A complete building model reconstruction needs data collected from both air and ground. The former often has sparse coverage on building façades, while the latter usually is unable to observe the ...building rooftops. Attempting to solve the missing data issues in building reconstruction from single data source, we describe an approach for complete building reconstruction that integrates airborne LiDAR data and ground smartphone imagery. First, by taking advantages of GPS and digital compass information embedded in the image metadata of smartphones, we are able to find airborne LiDAR point clouds for the corresponding buildings in the images. In the next step, Structure-from-Motion and dense multi-view stereo algorithms are applied to generate building point cloud from multiple ground images.
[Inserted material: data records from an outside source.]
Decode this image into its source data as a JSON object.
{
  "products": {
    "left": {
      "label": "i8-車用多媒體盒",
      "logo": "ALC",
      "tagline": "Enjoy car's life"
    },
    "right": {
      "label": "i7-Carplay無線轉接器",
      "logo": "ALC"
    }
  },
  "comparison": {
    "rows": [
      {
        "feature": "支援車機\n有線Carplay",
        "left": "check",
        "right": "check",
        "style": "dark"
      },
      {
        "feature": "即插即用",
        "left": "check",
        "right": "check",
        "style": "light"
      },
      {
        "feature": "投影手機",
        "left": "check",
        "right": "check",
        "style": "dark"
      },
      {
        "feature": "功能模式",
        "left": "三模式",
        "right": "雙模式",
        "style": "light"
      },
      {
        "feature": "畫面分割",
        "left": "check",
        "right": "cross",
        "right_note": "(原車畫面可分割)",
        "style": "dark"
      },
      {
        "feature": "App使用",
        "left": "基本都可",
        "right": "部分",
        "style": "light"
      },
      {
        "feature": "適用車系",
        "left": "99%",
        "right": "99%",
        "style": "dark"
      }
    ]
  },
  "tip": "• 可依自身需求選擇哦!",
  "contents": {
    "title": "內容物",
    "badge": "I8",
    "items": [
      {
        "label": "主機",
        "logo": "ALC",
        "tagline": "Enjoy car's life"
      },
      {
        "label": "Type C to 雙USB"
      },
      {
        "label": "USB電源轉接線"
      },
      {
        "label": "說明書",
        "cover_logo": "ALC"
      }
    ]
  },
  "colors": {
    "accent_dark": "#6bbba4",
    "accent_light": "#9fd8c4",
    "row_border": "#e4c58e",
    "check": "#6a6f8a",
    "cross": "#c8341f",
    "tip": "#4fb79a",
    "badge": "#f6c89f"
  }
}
The third step extracts building outlines respectively from the LiDAR point cloud and the ground image point cloud. An automated correspondence between these two sets of building outlines allows us to achieve a precise registration and combination of the two point clouds, which ultimately results in a complete and full resolution building model. The developed approach overcomes the problem of sparse points on building façades in airborne LiDAR and the deficiency of rooftops in ground images such that the merits of both datasets are utilized.